Что ему теперь было делать? Балагурить и отшучиваться, как он давно привык. Скрывать за цветастым балаганом серое закулисье. Что мог он? Побороть волка? Раздавить алганжея? Догнать медведя? Лошадь запрячь? Толком поговорить с Варей – и то не умел. Высказать бы ей все на эрзянском, который пел внутри и слетал с губ так легко и приятно. Русский – тоже родной и все равно чужой – ворочался во рту крахмалистой картошкой. Начнешь говорить – и сам плюнешь.

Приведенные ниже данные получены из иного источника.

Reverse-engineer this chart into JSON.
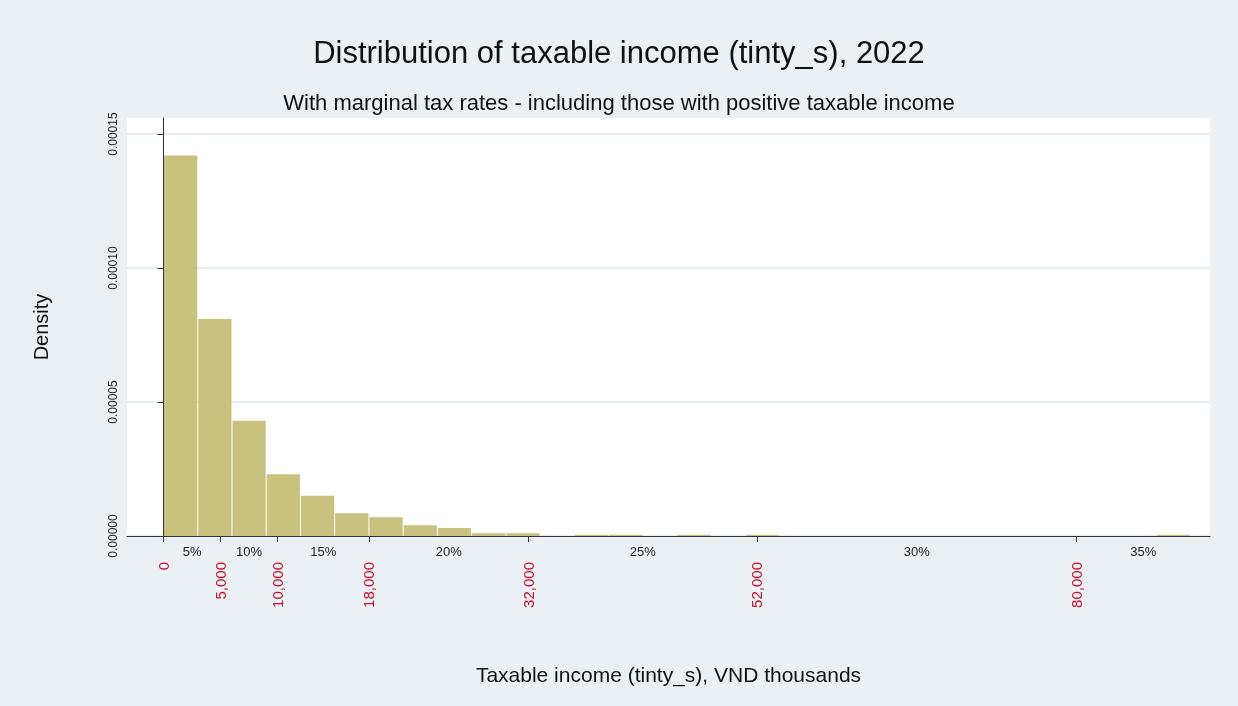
{
  "chart_data": {
    "type": "histogram",
    "title": "Distribution of taxable income (tinty_s), 2022",
    "subtitle": "With marginal tax rates - including those with positive taxable income",
    "xlabel": "Taxable income (tinty_s), VND thousands",
    "ylabel": "Density",
    "bins": [
      0,
      3000,
      6000,
      9000,
      12000,
      15000,
      18000,
      21000,
      24000,
      27000,
      30000,
      33000,
      36000,
      39000,
      42000,
      45000,
      48000,
      51000,
      54000,
      57000,
      60000,
      63000,
      66000,
      69000,
      72000,
      75000,
      78000,
      81000,
      84000,
      87000,
      90000
    ],
    "values": [
      0.000142,
      8.1e-05,
      4.3e-05,
      2.3e-05,
      1.5e-05,
      8.5e-06,
      7e-06,
      4e-06,
      3e-06,
      1e-06,
      1e-06,
      0,
      5e-07,
      5e-07,
      0,
      5e-07,
      0,
      5e-07,
      0,
      0,
      0,
      0,
      0,
      0,
      0,
      0,
      0,
      0,
      0,
      5e-07
    ],
    "color": "#c9c27f",
    "xlim": [
      -3200,
      91700
    ],
    "xticks": [
      {
        "value": 0,
        "label": "0"
      },
      {
        "value": 5000,
        "label": "5,000"
      },
      {
        "value": 10000,
        "label": "10,000"
      },
      {
        "value": 18000,
        "label": "18,000"
      },
      {
        "value": 32000,
        "label": "32,000"
      },
      {
        "value": 52000,
        "label": "52,000"
      },
      {
        "value": 80000,
        "label": "80,000"
      }
    ],
    "ylim": [
      0,
      0.000156
    ],
    "yticks": [
      {
        "value": 0,
        "label": "0.00000"
      },
      {
        "value": 5e-05,
        "label": "0.00005"
      },
      {
        "value": 0.0001,
        "label": "0.00010"
      },
      {
        "value": 0.00015,
        "label": "0.00015"
      }
    ],
    "grid": "y",
    "annotations": [
      "5%",
      "10%",
      "15%",
      "20%",
      "25%",
      "30%",
      "35%"
    ]
  }
}
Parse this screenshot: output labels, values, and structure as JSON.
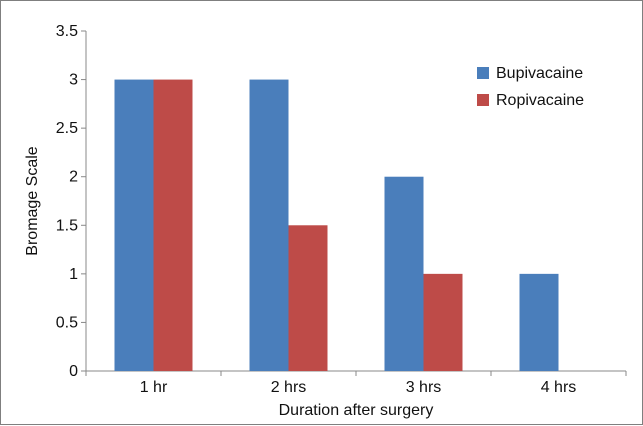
{
  "chart_data": {
    "type": "bar",
    "title": "",
    "xlabel": "Duration after surgery",
    "ylabel": "Bromage Scale",
    "categories": [
      "1 hr",
      "2 hrs",
      "3 hrs",
      "4 hrs"
    ],
    "series": [
      {
        "name": "Bupivacaine",
        "values": [
          3,
          3,
          2,
          1
        ],
        "color": "#4a7ebb"
      },
      {
        "name": "Ropivacaine",
        "values": [
          3,
          1.5,
          1,
          0
        ],
        "color": "#be4b48"
      }
    ],
    "ylim": [
      0,
      3.5
    ],
    "yticks": [
      "0",
      "0.5",
      "1",
      "1.5",
      "2",
      "2.5",
      "3",
      "3.5"
    ],
    "grid": false,
    "legend_position": "top-right"
  }
}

Сергей сошел с крыльца и, пока Варя с Куйгорожем его не увидели, хотел было уйти на задний двор, но его кто-то окликнул:
– Пара шобдава![76]
Он так пристально следил за Варей и совозмеем, что не заметил, как во двор зашла знахарка. В руках она держала какой-то куль и бидон.
– Паро валске[77], содыця!
– Вот кургоня[78] вам напекла на завтрак.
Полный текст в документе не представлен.